Running Home Assistant OS, I have a use case where I’d like to have the /data partition split across two separate drives. Specifically an NVMe drive (which also contains HassOS partitions) and an SSD (or large HDD). I’d like to keep most of my add-ons on the NVMe but would like to use the second drive for add-ons such as InfluxDB and motioneye for instance. As such, I’d rather not use datactl to move everything to the 2nd drive. My intent is to mount the 2nd drive to /mnt/data/supervisor/share/data2 for instance such that the volume will be visible to Docker containers. I’d like to stick with HassOS rather than migrating to Debian and HASupervised and this is the one roadblock I haven’t found a way around yet.
My suggestion / request:
The overlay partition stores a bit of OS specific configurations that are read-write and isolated (+ persistent) during OS updates. ex: timesyncd, hostname, authorized_keys modules and udev rules.

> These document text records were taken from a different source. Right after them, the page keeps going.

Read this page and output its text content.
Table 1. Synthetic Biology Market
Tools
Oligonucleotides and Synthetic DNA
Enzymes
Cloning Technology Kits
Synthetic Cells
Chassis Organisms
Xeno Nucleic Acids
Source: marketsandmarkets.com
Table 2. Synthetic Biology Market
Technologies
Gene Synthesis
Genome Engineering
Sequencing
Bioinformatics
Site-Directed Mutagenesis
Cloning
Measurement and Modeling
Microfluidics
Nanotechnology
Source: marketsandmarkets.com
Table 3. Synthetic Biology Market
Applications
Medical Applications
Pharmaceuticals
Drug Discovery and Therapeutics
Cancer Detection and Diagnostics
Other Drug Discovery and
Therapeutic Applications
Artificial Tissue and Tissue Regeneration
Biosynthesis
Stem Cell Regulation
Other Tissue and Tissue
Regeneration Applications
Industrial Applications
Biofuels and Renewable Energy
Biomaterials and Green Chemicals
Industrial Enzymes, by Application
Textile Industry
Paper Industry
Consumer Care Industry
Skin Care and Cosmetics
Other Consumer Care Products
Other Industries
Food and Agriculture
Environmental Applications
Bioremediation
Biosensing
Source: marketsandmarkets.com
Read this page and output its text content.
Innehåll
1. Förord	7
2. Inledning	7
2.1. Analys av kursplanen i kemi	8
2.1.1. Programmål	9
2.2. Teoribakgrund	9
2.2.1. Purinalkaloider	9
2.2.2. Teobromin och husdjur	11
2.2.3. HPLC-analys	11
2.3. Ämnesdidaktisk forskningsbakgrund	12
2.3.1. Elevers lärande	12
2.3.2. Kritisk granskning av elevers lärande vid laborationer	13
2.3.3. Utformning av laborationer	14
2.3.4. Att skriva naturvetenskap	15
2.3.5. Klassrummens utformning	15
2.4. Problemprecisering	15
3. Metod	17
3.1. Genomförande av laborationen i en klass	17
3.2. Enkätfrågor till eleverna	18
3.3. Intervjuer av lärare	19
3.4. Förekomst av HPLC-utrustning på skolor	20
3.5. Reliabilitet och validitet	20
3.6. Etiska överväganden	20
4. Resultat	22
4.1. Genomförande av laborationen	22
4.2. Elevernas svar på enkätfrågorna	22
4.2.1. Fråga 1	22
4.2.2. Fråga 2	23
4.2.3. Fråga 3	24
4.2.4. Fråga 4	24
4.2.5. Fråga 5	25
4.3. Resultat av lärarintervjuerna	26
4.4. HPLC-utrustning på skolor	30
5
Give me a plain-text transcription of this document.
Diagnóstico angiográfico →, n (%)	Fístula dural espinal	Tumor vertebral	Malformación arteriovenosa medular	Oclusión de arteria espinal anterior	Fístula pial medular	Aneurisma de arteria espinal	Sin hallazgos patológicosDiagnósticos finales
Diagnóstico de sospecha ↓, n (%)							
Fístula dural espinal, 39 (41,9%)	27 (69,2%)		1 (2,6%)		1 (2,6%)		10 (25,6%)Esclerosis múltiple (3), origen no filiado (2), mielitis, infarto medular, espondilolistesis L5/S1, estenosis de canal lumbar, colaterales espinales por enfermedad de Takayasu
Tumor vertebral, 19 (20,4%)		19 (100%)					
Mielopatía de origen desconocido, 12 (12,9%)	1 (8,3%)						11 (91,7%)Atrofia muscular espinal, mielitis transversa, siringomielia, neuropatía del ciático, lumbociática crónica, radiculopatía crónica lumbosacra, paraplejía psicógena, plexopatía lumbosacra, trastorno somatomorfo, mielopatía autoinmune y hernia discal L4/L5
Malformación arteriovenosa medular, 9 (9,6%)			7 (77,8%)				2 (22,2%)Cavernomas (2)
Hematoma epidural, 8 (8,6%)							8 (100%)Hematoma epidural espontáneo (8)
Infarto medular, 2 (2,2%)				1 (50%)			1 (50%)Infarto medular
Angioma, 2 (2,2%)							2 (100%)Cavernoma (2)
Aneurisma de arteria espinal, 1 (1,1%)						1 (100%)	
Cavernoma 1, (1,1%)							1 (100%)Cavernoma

From what I understand, adding a etc-fstab.mount config file in /user/lib/systemd/system as part of buildroot a user could modify fstab in the overlay partition similar to the above examples. Short of that, my only other options are to unsquash the root image, edit fstab and re-squash, or fork the operating-system repo and add the mount file. Seems fairly low risk to me, fstab would remain default (/empty) unless an experienced user adds their own within the overlay partition.
As an aside, there are a number of other threads looking for similar functionality or trying other round-about means of adding persistent mount points at the OS layer.